Détail montrant le travail avec un simple stylo
à bille.
Voici un croquis du cargo
qui nous emmena à l'île d'Heimey, au sud-Est de l'Islande. Cette
île a une histoire. Elle est d'abord située sur la "ligne de
faille" qui traverse toute l'Islande du nord-est au sud-ouest. Ces
le lieu où les deux plaques s'écartent. Sur cette île, un volcan :
l'Elgafel. Dans ces années soixante-dix le professeur Siguaierson
avait la chaire de volcanologie à l'universirté de Reyjkiavik. La
veille de l'érupution de l'Elgafel il avait déclaré en cours que
c'était là le prototype du volcan éteint. Les habitants de l'île
d'Hemey avaient toujours eun une réputation de grande xénophobie.

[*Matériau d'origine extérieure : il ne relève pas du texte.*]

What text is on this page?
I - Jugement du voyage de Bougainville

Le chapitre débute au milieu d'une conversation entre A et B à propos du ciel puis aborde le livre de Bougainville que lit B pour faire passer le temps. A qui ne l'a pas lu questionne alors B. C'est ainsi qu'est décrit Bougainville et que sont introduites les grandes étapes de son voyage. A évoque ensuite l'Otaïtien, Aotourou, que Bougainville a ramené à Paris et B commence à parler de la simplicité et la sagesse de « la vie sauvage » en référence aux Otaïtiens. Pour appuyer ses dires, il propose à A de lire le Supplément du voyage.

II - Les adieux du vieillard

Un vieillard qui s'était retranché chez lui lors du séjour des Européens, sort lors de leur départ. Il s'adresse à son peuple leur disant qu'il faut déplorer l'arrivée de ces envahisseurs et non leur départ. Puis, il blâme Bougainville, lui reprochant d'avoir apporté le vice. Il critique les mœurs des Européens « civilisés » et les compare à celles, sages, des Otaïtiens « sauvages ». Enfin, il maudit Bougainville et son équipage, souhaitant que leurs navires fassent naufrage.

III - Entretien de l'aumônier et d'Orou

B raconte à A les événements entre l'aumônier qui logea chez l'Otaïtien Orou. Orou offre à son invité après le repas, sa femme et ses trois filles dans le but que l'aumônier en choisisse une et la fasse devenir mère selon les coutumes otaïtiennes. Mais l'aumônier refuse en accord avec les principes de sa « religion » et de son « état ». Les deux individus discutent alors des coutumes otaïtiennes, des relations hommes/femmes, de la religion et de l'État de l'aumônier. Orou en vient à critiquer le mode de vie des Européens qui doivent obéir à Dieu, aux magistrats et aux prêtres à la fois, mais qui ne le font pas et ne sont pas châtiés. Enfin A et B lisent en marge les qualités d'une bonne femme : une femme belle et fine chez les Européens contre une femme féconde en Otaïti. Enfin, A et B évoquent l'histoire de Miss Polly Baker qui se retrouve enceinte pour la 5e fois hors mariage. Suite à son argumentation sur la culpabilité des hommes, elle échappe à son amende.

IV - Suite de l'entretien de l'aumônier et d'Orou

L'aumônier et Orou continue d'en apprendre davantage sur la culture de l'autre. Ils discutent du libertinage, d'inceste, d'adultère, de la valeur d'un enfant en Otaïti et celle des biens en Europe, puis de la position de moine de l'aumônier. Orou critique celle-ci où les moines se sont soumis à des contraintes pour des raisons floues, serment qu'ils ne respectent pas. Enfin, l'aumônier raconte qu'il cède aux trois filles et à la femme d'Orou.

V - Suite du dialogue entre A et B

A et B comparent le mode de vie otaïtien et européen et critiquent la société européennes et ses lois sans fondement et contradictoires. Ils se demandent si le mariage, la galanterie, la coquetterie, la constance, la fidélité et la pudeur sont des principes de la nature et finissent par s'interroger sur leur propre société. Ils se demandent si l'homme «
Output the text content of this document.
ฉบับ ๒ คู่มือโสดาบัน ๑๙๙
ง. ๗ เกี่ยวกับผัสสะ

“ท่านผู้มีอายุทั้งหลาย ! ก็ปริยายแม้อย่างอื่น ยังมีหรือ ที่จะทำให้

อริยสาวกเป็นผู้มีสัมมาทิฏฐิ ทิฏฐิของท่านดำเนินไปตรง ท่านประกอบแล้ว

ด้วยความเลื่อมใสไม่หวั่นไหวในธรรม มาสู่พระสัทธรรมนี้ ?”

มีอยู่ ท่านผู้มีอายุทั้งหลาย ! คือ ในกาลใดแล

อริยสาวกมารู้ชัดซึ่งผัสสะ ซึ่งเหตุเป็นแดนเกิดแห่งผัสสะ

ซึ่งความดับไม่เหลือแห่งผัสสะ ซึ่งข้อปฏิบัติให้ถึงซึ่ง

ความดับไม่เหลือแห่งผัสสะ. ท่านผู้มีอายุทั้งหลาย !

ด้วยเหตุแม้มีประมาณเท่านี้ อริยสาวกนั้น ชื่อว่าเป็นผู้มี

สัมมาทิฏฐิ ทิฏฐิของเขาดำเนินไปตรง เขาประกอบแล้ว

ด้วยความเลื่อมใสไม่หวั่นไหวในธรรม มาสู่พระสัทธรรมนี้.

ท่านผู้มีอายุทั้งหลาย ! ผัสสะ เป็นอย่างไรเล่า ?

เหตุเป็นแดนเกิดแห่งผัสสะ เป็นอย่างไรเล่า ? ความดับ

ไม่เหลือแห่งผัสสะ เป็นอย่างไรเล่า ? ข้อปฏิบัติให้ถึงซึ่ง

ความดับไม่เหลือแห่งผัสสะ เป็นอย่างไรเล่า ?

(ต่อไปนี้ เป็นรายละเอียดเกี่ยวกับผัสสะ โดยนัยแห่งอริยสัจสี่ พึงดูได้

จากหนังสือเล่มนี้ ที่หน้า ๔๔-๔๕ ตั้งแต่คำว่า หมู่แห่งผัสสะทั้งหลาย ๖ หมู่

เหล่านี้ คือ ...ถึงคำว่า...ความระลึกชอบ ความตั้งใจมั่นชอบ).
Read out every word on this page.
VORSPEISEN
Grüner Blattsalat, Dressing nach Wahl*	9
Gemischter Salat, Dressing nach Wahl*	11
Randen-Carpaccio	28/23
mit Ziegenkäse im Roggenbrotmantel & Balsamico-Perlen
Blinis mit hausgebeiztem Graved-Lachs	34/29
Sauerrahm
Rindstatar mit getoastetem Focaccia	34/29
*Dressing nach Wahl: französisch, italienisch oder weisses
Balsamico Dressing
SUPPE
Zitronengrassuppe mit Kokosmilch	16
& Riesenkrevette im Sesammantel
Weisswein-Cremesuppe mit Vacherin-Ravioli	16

Dans le mois qui avait précédé l'éruption ils avaient même demandé
à l'Islande leur indépendance. On pourrait se demander pourquoi
les habitants d'un caillou aussi désolé auraient pu ainsi demander
leur indépendance politique et économique. La raison est simple :
l'île est tout simplement la partie émergée d'un haut fond-fond
sur lequel séjournent en permanence les bancs de poisson les plus
riches de la planète. Les chalutiers européens font des milliers
de kilomètres pour aller travailler dans la partie de ces eaux-là
qui leur est autorisée. Quant aux habitants d'Heimey, il leur
suffit de sortir et de chaluter autour de l'île pour revenir avec
leurs cales pleines : une île qui, à part quelques maisons,
abritent une usine de farine de poisson. A l'époque le revenu par
habitant était le second, au monde, après celui du ... Koweit. Sur
les quatre kilomètres de route les insulaires roulaient en Ford
Mustang. La carte ci-après permet de se faire une idée des
différentes localités d'Islande, qui ont toutes des noms à coucher
dehors. En bas, l'île d'Heimey.
Carte de l'Islande
Sur le trajet pointillé (notre itinéraire) un lieu nommé Geysir, qui donna son nom au mot "geyser". Un détail amusant : les geyser peuvent s'arrêter de fonctionner et cela arrive même souvent, lorsque la source de chaleur sur laquelle ils sont construits vient à s'épuiser. En effet, un geyser est avant tout une colonne d'eau avec une source de chaleur en bas où l'eau est sous plusieurs bars de pression. Quand l'ébullition se produit, une bulle se forme qui provoque la transformation en vapeur de toute la colonne, lorsqu'elle remonte sous l'effet de la poussée d'Archimède. Quand cette bulle atteint la surface, souvent marquée par une une petite vasque, ce volume de vapeur deau peut atteindre plusieurs mètres cubes. Elle soulève alors la surface liquide, crève en son point le plus haut et souffle sa vapeur à la manière d'un cétacé. Il faut être vif pour photographier le phénomène car tout se joue en un temps de l'ordre de la seconde. J'ai toujours rêvé d'installer un geyser artificiel près du port de Marseille et je pense que, techniquement, ceci ne poserait pas de difficulté particulière. Il suffirait d'une colonne bien isolée thermiquement et d'une forte résistance de chauffage, en bas. Toujours est-il qu'il existe une manière très spectaculaire de ranimer les geyser devenus inactifs, comme nous l'avait montré Maurice Kraft avec qui nous étions allés en Islande (il est décédé depuis dans un accident, avec sa femme Katia). Il suffit d'y déverser dedans le contenu d'une bouteille de produit vaisselle. Celui-ci met plusieurs minutes à atteindre le fond de la cheminée mais, ce faisant, abaisse à cet endroit le point d'ébullition. Le geyser redémarre alors instantanément en éjectant cette fois des millions d'énormes bulles de savon. C'est une variante de ce genre dont j'avais proposé l'installation à la municipalité de Marseille, hélas sans succès. Si jamais une municipalité Française est tentée par l'aventure, me contacter.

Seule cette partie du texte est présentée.